Breezy (id.) – de Clint Eastwood – 1973
Une main sortit de la pénombre pour se plaquer sur un torse trop flasque… Et soudain, Clint Eastwood devint un grand cinéaste. Ceux qui ont attendu Impitoyable (ou même Honkytonk Man) pour savoir que Clint était grand sont sots, ou n’ont pas vu Breezy.
Avec ce film, tourné avec une liberté formelle qui évoque son Play Misty for me inaugural, Eastwood prouve définitivement qu’il est bien plus que la star de Dirty Harry : un véritable auteur, avec une sensibilité et une délicatesse que beaucoup ne découvriront que vingt ans plus tard, avec le sublime Sur la route de Madison.

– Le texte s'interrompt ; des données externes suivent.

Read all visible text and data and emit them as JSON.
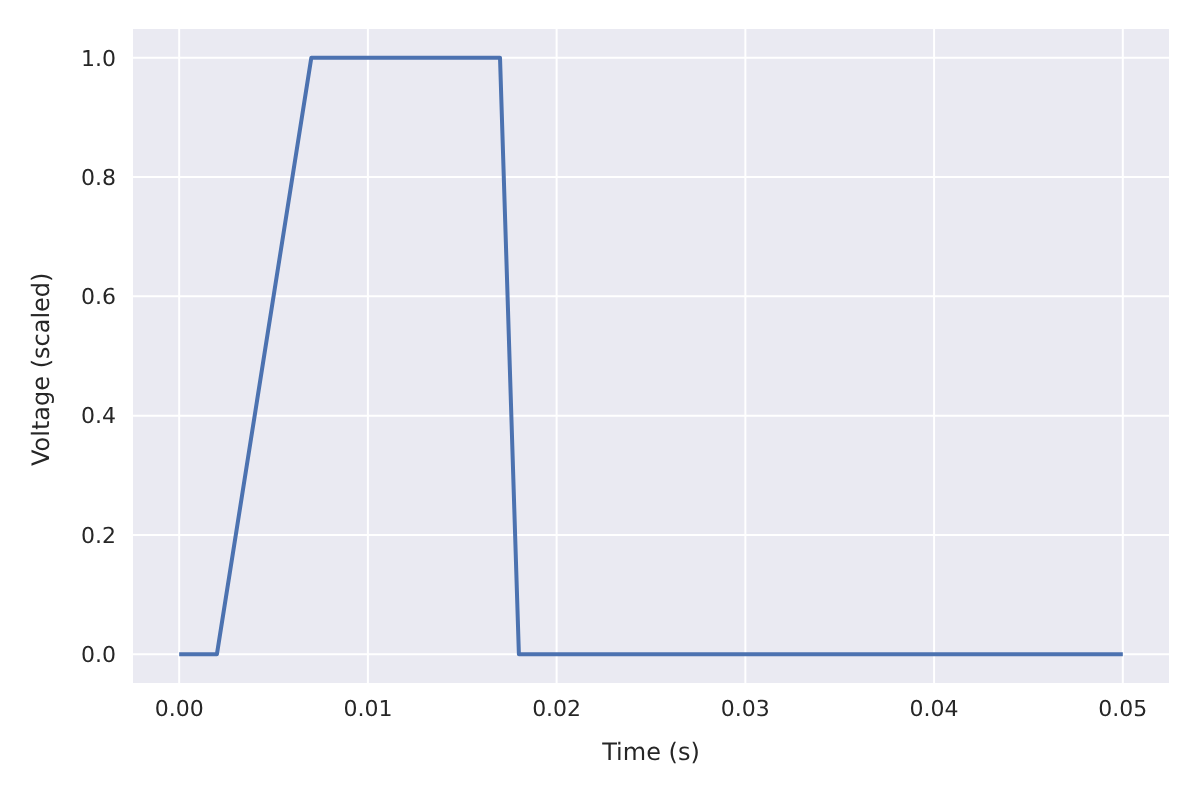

Breezy est déjà une merveille, bien au-delà de cette seule scène d’une beauté renversante : William Holden qui se dévêt dans l’obscurité, et la main de Kay Lenz qui apparaît comme sortie d’un rêve. C’est une merveille, parce que Clint tire un film d’une délicatesse infinie d’un sujet casse-gueule et dérangeant, dont on devine qu’il lui est personnel.
L’histoire d’amour entre une toute jeune femme à peine sortie de l’adolescence, et un homme d’âge mûr… Clint lui-même aurait pu interpréter ce personnage, sans doute trop proche de sa proche personnalité : Kay Lenz, physique juvénile et longiligne, évoque curieusement Sondra Locke, avec qui Clint n’a pas encore tourné, mais qui sera son grand amour de la décennie à venir.
Il a d’ailleurs hésité à jouer lui-même le rôle, se jugeant finalement trop jeune (il avait 43 ans), et préférant le confier à William Holden (55 ans sur le papier, mais en paraissant beaucoup plus). Le choix peut paraître timoré, il est judicieux : la différence d’âge, et le fossé immense entre la pureté de Kay Lenz et le visage (et le corps) marqué de Holden, voilà le sujet du film.
Film diablement courageux, même dans cette époque post-soixante-huitarde, qui aurait facilement pu tourner au graveleux et à l’auto-complaisance de mâles d’âge mûr, Breezy dépasse le simple portrait d’époque. Eastwood signe même une œuvre intemporelle (simplement ramenée dans son époque par la musique de Michel Legrand), complexe et d’une humanité folle. Bien ? Pas bien ? Le film va au-delà de la question, et ose un point de vue humain. C’est à la fois troublant, parfois dérangeant, et sublime.